Il existait il y a quelques années un journal obscur nommé Infos du Monde. Le projet rédactionnel de cette feuille de choux drolatique était assez particulier puisque Infos du monde s’attachait à ne publier que de fausses informations. Un créneau porteur, vous l’avouerez. Or, sans le savoir, cet opuscule satyrique annonçait notre glorieuse époque actuelle, qui voit proliférer, devinez quoi, les fake news, ces fameuses fausses informations qui ont l’air vrai, de sorte qu’on n’y comprend plus rien et qu’on perd la boule. Comme disait Paul Valery : « Le mélange du vrai et du faux est plus faux que le faux ». Et Donald Trump, l’inventeur des vérités alternatives, ajoute : « I know words, I have the best words » (« je connais les mots, j’ai les meilleurs mots ! ») La vérité n’est-elle qu’une affaire de mots ? Peut-on la modifier à sa guise comme de la pâte à modeler ? Ça ferait un beau sujet pour le bac.

Les Fake News, une invention vieille comme le monde 

Ou plutôt vieille comme la guerre froide, et ça s’appelle, depuis le XXe siecle la désinformation. La désinformation, ou l’art de distiller de fausses nouvelles. Et justement, le PDG de l’AFP, Fabrice Fries, n’a pas hésité à réveiller ce terme parlant, dans un livre sorti le 14 avril : L’Emprise du faux, Désinformation : le temps du combat.
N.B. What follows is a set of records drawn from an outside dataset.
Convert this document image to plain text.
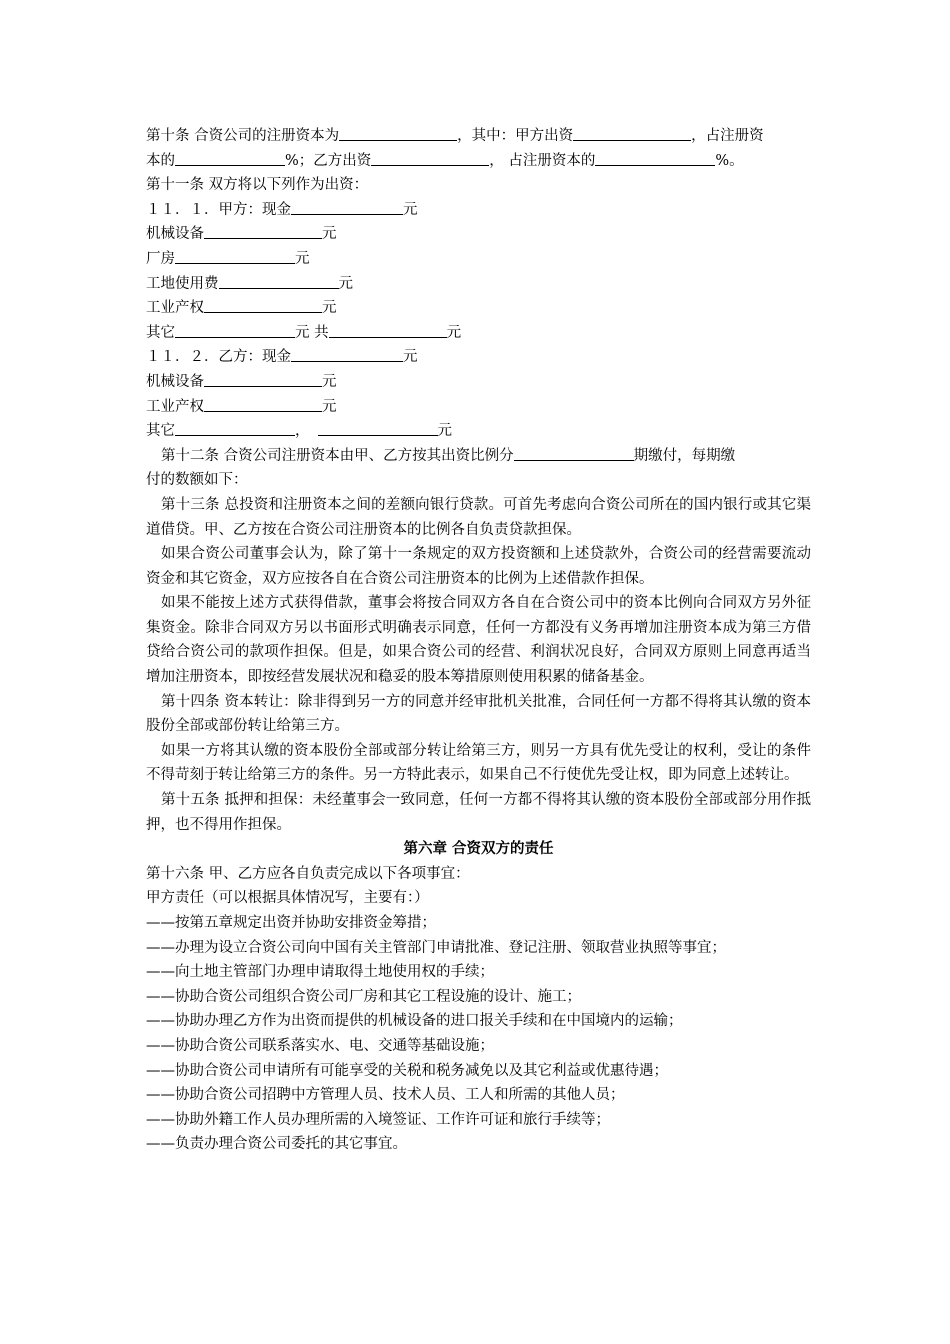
第十条 合资公司的注册资本为	，其中：甲方出资	，占注册资
本的	%；乙方出资	， 占注册资本的	%。
第十一条 双方将以下列作为出资：
１１．１．甲方：现金	元
机械设备	元
厂房	元
工地使用费	元
工业产权	元
其它	元 共	元
１１．２．乙方：现金	元
机械设备	元
工业产权	元
其它	，	元
第十二条 合资公司注册资本由甲、乙方按其出资比例分	期缴付，每期缴
付的数额如下：
第十三条 总投资和注册资本之间的差额向银行贷款。可首先考虑向合资公司所在的国内银行或其它渠道借贷。甲、乙方按在合资公司注册资本的比例各自负责贷款担保。
如果合资公司董事会认为，除了第十一条规定的双方投资额和上述贷款外，合资公司的经营需要流动资金和其它资金，双方应按各自在合资公司注册资本的比例为上述借款作担保。
如果不能按上述方式获得借款，董事会将按合同双方各自在合资公司中的资本比例向合同双方另外征集资金。除非合同双方另以书面形式明确表示同意，任何一方都没有义务再增加注册资本成为第三方借贷给合资公司的款项作担保。但是，如果合资公司的经营、利润状况良好，合同双方原则上同意再适当增加注册资本，即按经营发展状况和稳妥的股本筹措原则使用积累的储备基金。
第十四条 资本转让：除非得到另一方的同意并经审批机关批准，合同任何一方都不得将其认缴的资本股份全部或部份转让给第三方。
如果一方将其认缴的资本股份全部或部分转让给第三方，则另一方具有优先受让的权利，受让的条件不得苛刻于转让给第三方的条件。另一方特此表示，如果自己不行使优先受让权，即为同意上述转让。
第十五条 抵押和担保：未经董事会一致同意，任何一方都不得将其认缴的资本股份全部或部分用作抵押，也不得用作担保。
第六章 合资双方的责任
第十六条 甲、乙方应各自负责完成以下各项事宜：
甲方责任（可以根据具体情况写，主要有：）
——按第五章规定出资并协助安排资金筹措；
——办理为设立合资公司向中国有关主管部门申请批准、登记注册、领取营业执照等事宜；
——向土地主管部门办理申请取得土地使用权的手续；
——协助合资公司组织合资公司厂房和其它工程设施的设计、施工；
——协助办理乙方作为出资而提供的机械设备的进口报关手续和在中国境内的运输；
——协助合资公司联系落实水、电、交通等基础设施；
——协助合资公司申请所有可能享受的关税和税务减免以及其它利益或优惠待遇；
——协助合资公司招聘中方管理人员、技术人员、工人和所需的其他人员；
——协助外籍工作人员办理所需的入境签证、工作许可证和旅行手续等；
——负责办理合资公司委托的其它事宜。
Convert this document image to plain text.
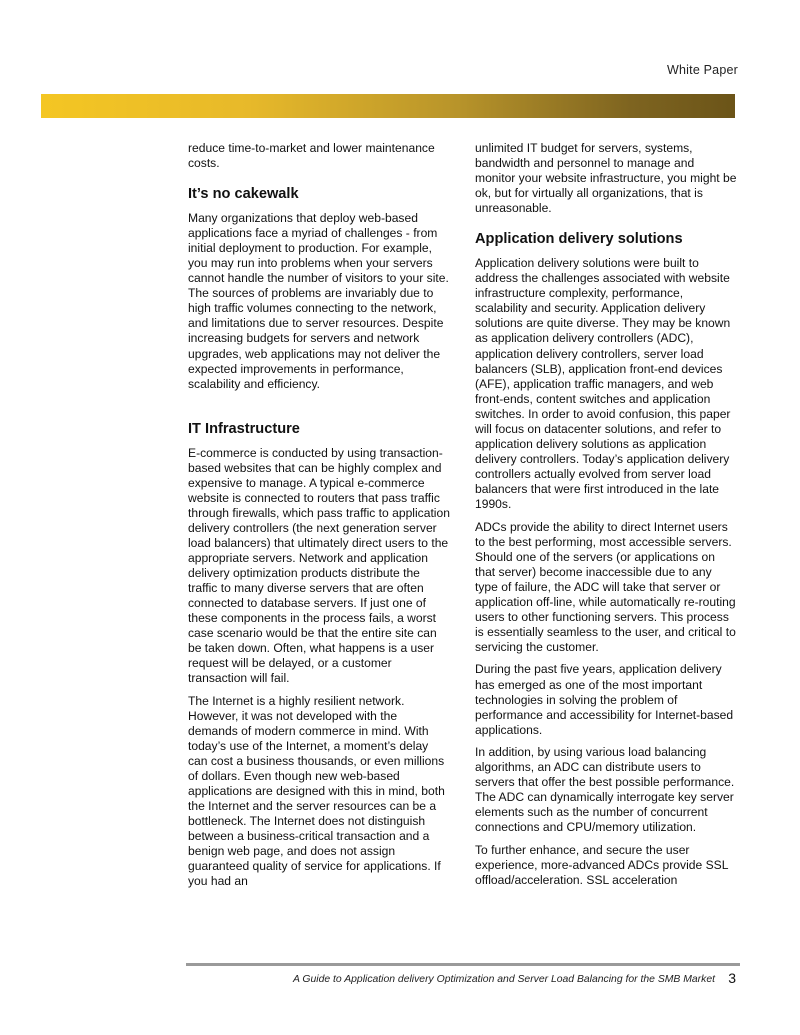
White Paper

reduce time-to-market and lower maintenance costs.

It’s no cakewalk

Many organizations that deploy web-based applications face a myriad of challenges - from initial deployment to production. For example, you may run into problems when your servers cannot handle the number of visitors to your site. The sources of problems are invariably due to high traffic volumes connecting to the network, and limitations due to server resources. Despite increasing budgets for servers and network upgrades, web applications may not deliver the expected improvements in performance, scalability and efficiency.

IT Infrastructure

E-commerce is conducted by using transaction-based websites that can be highly complex and expensive to manage. A typical e-commerce website is connected to routers that pass traffic through firewalls, which pass traffic to application delivery controllers (the next generation server load balancers) that ultimately direct users to the appropriate servers. Network and application delivery optimization products distribute the traffic to many diverse servers that are often connected to database servers. If just one of these components in the process fails, a worst case scenario would be that the entire site can be taken down. Often, what happens is a user request will be delayed, or a customer transaction will fail.

The Internet is a highly resilient network. However, it was not developed with the demands of modern commerce in mind. With today’s use of the Internet, a moment’s delay can cost a business thousands, or even millions of dollars. Even though new web-based applications are designed with this in mind, both the Internet and the server resources can be a bottleneck. The Internet does not distinguish between a business-critical transaction and a benign web page, and does not assign guaranteed quality of service for applications. If you had an

unlimited IT budget for servers, systems, bandwidth and personnel to manage and monitor your website infrastructure, you might be ok, but for virtually all organizations, that is unreasonable.

Application delivery solutions

Application delivery solutions were built to address the challenges associated with website infrastructure complexity, performance, scalability and security. Application delivery solutions are quite diverse. They may be known as application delivery controllers (ADC), application delivery controllers, server load balancers (SLB), application front-end devices (AFE), application traffic managers, and web front-ends, content switches and application switches. In order to avoid confusion, this paper will focus on datacenter solutions, and refer to application delivery solutions as application delivery controllers. Today’s application delivery controllers actually evolved from server load balancers that were first introduced in the late 1990s.

ADCs provide the ability to direct Internet users to the best performing, most accessible servers. Should one of the servers (or applications on that server) become inaccessible due to any type of failure, the ADC will take that server or application off-line, while automatically re-routing users to other functioning servers. This process is essentially seamless to the user, and critical to servicing the customer.

During the past five years, application delivery has emerged as one of the most important technologies in solving the problem of performance and accessibility for Internet-based applications.

In addition, by using various load balancing algorithms, an ADC can distribute users to servers that offer the best possible performance. The ADC can dynamically interrogate key server elements such as the number of concurrent connections and CPU/memory utilization.

To further enhance, and secure the user experience, more-advanced ADCs provide SSL offload/acceleration. SSL acceleration

A Guide to Application delivery Optimization and Server Load Balancing for the SMB Market 3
Et Fabrice Fries lance une idée originale. Il propose de mettre en place des cellules d’investigation pour enquêter non plus sur les faits, mais sur les mensonges. Pourquoi ? parce qu’on ne peut répondre aux fausses nouvelles, dit-il, qu’en les décortiquant. Face aux fake news, il faut oser mettre les mains dans le cambouis. Comme disait le président Mao, il « faut descendre de cheval si on veut cueillir les fleurs ».